Girl A(100)


It was the kind of happiness which you try to preserve for more difficult days. I was blonde again: Ethan will approve, I thought. We drank through the afternoons and cooked extravagant dinners: a fish course, a meat course. Cheese. We sat on the veranda late into the night, talking or reading. Olivia didn’t ask about the events of the summer, and I didn’t speak of them.

‘When we’re old,’ Olivia said, ‘we can buy a taverna.’

‘Without any customers, though,’ I said.

‘God, no.’

‘We’ll turn people away,’ I said, ‘even when there isn’t a soul in the place.’

‘“Have you got a reservation?”’

On the day before the wedding, I woke to voices from the cove. An intrusion; maybe something left over from a dream. I climbed from bed and wandered to the bottom of the garden, coffee in hand. A yacht had moored at the bay, fifty metres out to sea, and the dinghy was already on the beach. A man sprang from the jetty, rolled in the air, and crashed through the water. When he surfaced, he shouted back to a group on the deck, at breakfast. English. I felt bitter disappointment. The magic was broken. The wedding guests had started to arrive.

That night, I kept Olivia on the veranda for as long as I could. Past midnight, and after the music from the yacht had died; into the second bottle and then the third. ‘I’m retreating,’ she said, close to two, her palms held up in defence. ‘And my strong advice is that you should, too.’

She returned one more time, with her toothbrush hanging from her mouth.

‘You know,’ she said, ‘you don’t even have to go to this stupid wedding.’

‘Goodnight, Olivia.’

‘Go to bed, Lex.’

Sleep was unfeasible. I cleared the table. I showered. I opened my bedroom window and lay on top of the covers, surveying the night. I was too drunk to read. The silence of the house extended on every side, out to the ocean and to the road; to Delilah and Ethan, alone in rented rooms; up to the town and to the venues in wait. It seemed that everybody else on the island was asleep. For something to do, I hung my wedding suit from the bedroom door and surveyed the hollow clothes, as if they might entertain me. Double-breasted blazer and wide, slack trousers. Flamingo pink.

Let them look.

When there was nothing left to do, I thought of the three a.m. things. My last meeting with Dr K, when I had told her that I was looking forward to landing in New York. My parents’ petition at the kitchen table, and the cross-mattress wrangling which would have led to it. What I had said to Delilah. Not in the Romilly, but the time before it.

It was the last of our miserable family meetings. Each session was held in some form of centre, with bright, obvious objects intended to distract us. There had been a facilitated conversation and a group exercise; now we were in Free Time. Ethan was revising, with a hand held to his forehead, and a pen tucked behind one ear. Gabriel was focused on his PlayStation: a biped rat was fleeing from a boulder, and was crushed on each run, without exception. I was beating Delilah at Scrabble.

‘What’s your house like?’ she said.

‘What?’

‘Your house. Where you live.’

‘It’s nice,’ I said. ‘Really nice.’ I thought about it. ‘I have my own bedroom,’ I said.

Delilah snorted. She was surveying her letters, in disgust.

‘Everybody has their own bedroom,’ she said. ‘What about your parents? Are they strict?’

‘What do you mean?’

‘I mean, I can do what I want. Can you?’

‘Sometimes.’

‘Sometimes?’

She was watching me, her whole body still. Coiled. I returned to my letters.

‘I saw them, when they brought you in,’ Delilah said. ‘The people who adopted you.’

I looked up.

‘They’re kind of old,’ she said.

I thought of Mum and Dad: how they had accompanied me on the train to London that morning, with homemade sandwiches and two copies of the same newspaper. I was wearing a new dress which Mum and I had selected, at length, for this meeting, and which had started to itch as soon as we left the house.

Delilah wore ripped denim and a hooded sweatshirt.

‘I suppose that’s what happens,’ she said, ‘when you’re the last one left.’
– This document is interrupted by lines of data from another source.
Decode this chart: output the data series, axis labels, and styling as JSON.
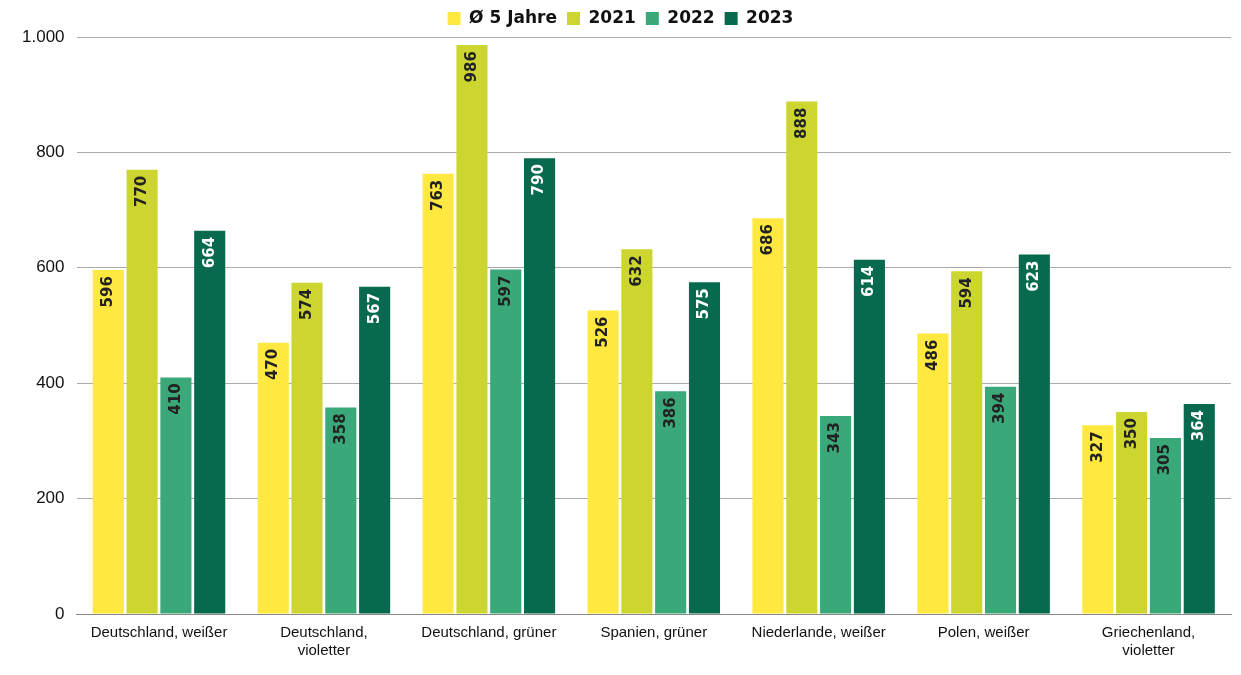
{
  "chart_data": {
    "type": "bar",
    "categories": [
      "Deutschland, weißer",
      "Deutschland, violetter",
      "Deutschland, grüner",
      "Spanien, grüner",
      "Niederlande, weißer",
      "Polen, weißer",
      "Griechenland, violetter"
    ],
    "series": [
      {
        "name": "Ø 5 Jahre",
        "color": "#ffe83f",
        "values": [
          596,
          470,
          763,
          526,
          686,
          486,
          327
        ]
      },
      {
        "name": "2021",
        "color": "#cdd630",
        "values": [
          770,
          574,
          986,
          632,
          888,
          594,
          350
        ]
      },
      {
        "name": "2022",
        "color": "#3aa878",
        "values": [
          410,
          358,
          597,
          386,
          343,
          394,
          305
        ]
      },
      {
        "name": "2023",
        "color": "#076a4e",
        "values": [
          664,
          567,
          790,
          575,
          614,
          623,
          364
        ]
      }
    ],
    "ylim": [
      0,
      1000
    ],
    "yticks": [
      0,
      200,
      400,
      600,
      800,
      {
        "value": 1000,
        "label": "1.000"
      }
    ],
    "grid": "y",
    "legend": "top",
    "data_labels": true
  }
}
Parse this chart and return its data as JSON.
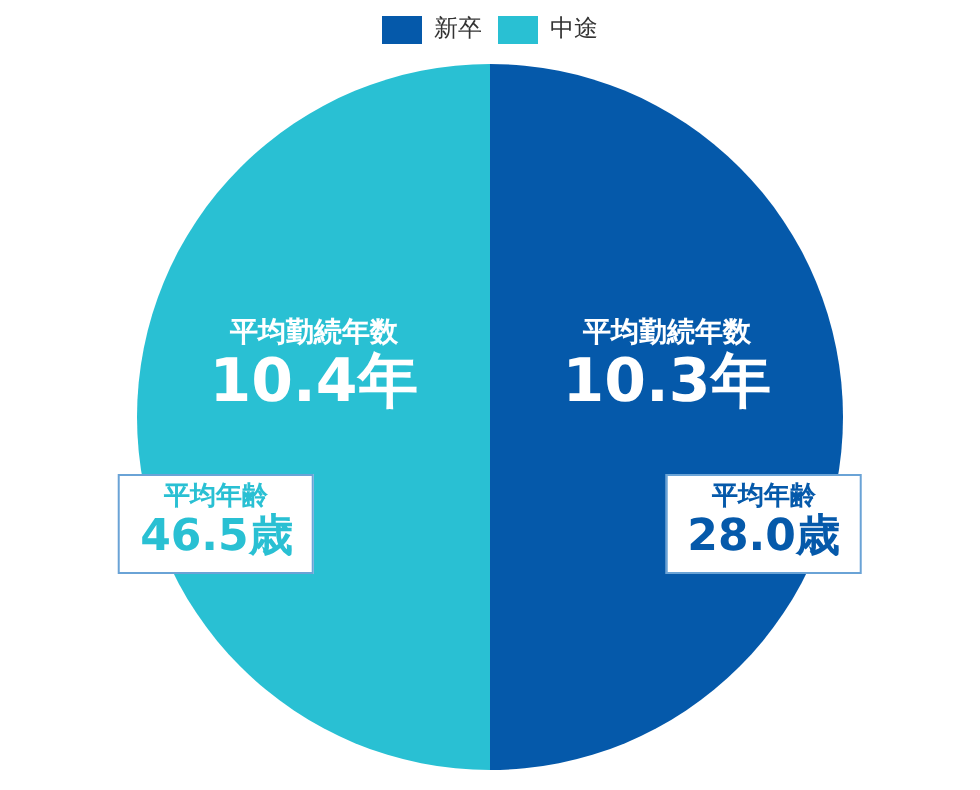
{
  "chart_data": {
    "type": "pie",
    "categories": [
      "新卒",
      "中途"
    ],
    "values": [
      50,
      50
    ],
    "colors": [
      "#0559aa",
      "#29c0d3"
    ],
    "legend": "top",
    "annotations": [
      {
        "text": "平均勤続年数\n10.3年",
        "x": "新卒"
      },
      {
        "text": "平均年齢\n28.0歳",
        "x": "新卒"
      },
      {
        "text": "平均勤続年数\n10.4年",
        "x": "中途"
      },
      {
        "text": "平均年齢\n46.5歳",
        "x": "中途"
      }
    ]
  }
}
I took the edge of the Scrabble board and threw it in her direction. The board missed her, and folded on the floor. Letters careened across the room. A few bounced from her face, and landed, anticlimactically, in her lap.

‘How did you get to survive?’ I said. My voice embarrassingly loud in that little plastic room. ‘When—’

Doors were opening; hands were reaching for us. In that moment, Delilah was wounded. She wiped her mouth with her hand, as if checking for blood. As if I had hit her.

‘You should have died in there,’ I said.

I started calling for Evie, then. It was the shock of her absence in the room. In each family, you have your allies, and mine was lost. After all of my efforts, I was alone and ashamed, with old parents and a cheap dress. I called for her as I had done in the early days in the hospital, like she was waiting just behind the windows. Delilah held to a minder, and Ethan held to his desk. It came to them slowly, in the nights that followed. I called for her like you only call for somebody you’re expecting to come.